The number of people with dementia worldwide is estimated at 50 million by 2018 and continues to rise mainly due to increasing aging and population growth. Clinical impact of current interventions remains modest and all efforts aimed at the identification of new therapeutic approaches are therefore critical. Previously, we showed that JM-20, a dihydropyridine-benzodiazepine hybrid molecule, protected memory processes against scopolamine-induced cholinergic dysfunction. In order to gain further insight into the therapeutic potential of JM-20 on cognitive decline and Alzheimer's disease (AD) pathology, here we evaluated its neuroprotective effects after chronic aluminum chloride (AlCl₃) administration to rats and assessed possible alterations in several types of episodic memory and associated pathological mechanisms. Oral administration of aluminum to rodents recapitulates several neuropathological alterations and cognitive impairment, being considered a convenient tool for testing the efficacy of new therapies for dementia. We used behavioral tasks to test spatial, emotional- associative and novel object recognition memory, as well as molecular, enzymatic and histological assays to evaluate selected biochemical parameters.
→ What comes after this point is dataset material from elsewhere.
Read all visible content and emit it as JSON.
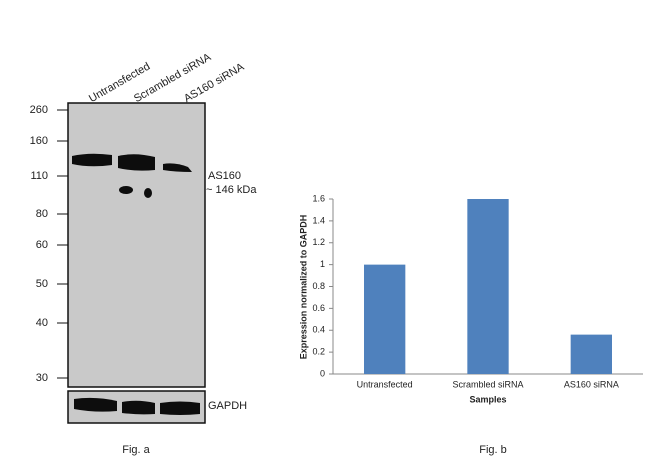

Our study revealed that JM-20 prevented memory decline alongside the inhibition of AlCl₃ -induced oxidative stress, increased AChE activity, TNF-α and pro-apoptotic proteins (like Bax, caspase-3, and 8) levels. JM-20 also protected against neuronal damage in the hippocampus and prefrontal cortex. Our findings expanded our understanding of the ability of JM-20 to preserve memory in rats under neurotoxic conditions and confirm its potential capacity to counteract cognitive impairment and etiological factors of AD by breaking the progression of key steps associated with neurodegeneration.
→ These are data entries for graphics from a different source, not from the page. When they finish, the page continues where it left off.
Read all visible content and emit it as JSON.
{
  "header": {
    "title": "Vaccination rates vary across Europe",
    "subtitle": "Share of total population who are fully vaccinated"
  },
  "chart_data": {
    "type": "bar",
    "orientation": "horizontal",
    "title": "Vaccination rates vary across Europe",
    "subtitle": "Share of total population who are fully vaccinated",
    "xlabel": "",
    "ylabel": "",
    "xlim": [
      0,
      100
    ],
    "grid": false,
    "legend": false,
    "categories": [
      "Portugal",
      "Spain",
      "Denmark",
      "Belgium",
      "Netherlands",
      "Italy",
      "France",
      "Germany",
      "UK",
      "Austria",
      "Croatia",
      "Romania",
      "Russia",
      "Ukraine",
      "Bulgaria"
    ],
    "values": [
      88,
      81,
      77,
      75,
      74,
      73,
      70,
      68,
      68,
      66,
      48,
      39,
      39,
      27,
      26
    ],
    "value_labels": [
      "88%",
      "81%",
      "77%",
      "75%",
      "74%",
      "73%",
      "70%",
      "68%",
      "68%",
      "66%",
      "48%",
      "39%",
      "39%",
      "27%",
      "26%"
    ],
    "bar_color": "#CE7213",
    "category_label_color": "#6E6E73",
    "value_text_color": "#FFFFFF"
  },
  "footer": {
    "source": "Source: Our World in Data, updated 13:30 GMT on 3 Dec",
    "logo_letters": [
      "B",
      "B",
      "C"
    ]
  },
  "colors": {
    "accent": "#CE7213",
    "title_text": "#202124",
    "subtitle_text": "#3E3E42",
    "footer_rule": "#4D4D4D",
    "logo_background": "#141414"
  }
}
到 2018 年，全球痴呆症患者人数估计将达到 5000 万，并且由于老龄化加剧和人口增长，该人数仍在持续增加。当前干预措施的临床影响仍然不大，因此旨在确定新治疗方法的所有努力都至关重要。此前，我们证明 JM-20（一种二氢吡啶-苯二氮杂卓杂合分子）可以保护记忆过程免受东莨菪碱诱导的胆碱能功能障碍的影响。为了进一步了解 JM-20 对认知能力下降和阿尔茨海默病 (AD) 病理学的治疗潜力，我们在此评估了其对大鼠长期服用氯化铝 (AlCl 3 ) 后的神经保护作用，并评估了几种类型的可能_变化。情景记忆和相关的病理机制。啮齿类动物口服铝会导致一些神经病理学改变和认知障碍，被认为是测试痴呆新疗法疗效的便捷工具。我们使用行为任务来测试空间、情感关联和新物体识别记忆，以及分子、酶和组织学分析来评估选定的生化参数。我们的研究表明，JM-20 可以防止记忆力下降，同时抑制 AlCl ₃诱导的氧化应激、增加 AChE 活性、TNF-α 和促凋亡蛋白（如 Bax、caspase-3 和 8）水平。JM-20 还可以防止海马体和前额皮质的神经元损伤。我们的研究结果扩展了我们对 JM-20 在神经毒性条件下保留大鼠记忆能力的理解，并证实了其通过破坏与神经退行性变相关的关键步骤的进展来抵消认知障碍和 AD 病因因素的潜在能力。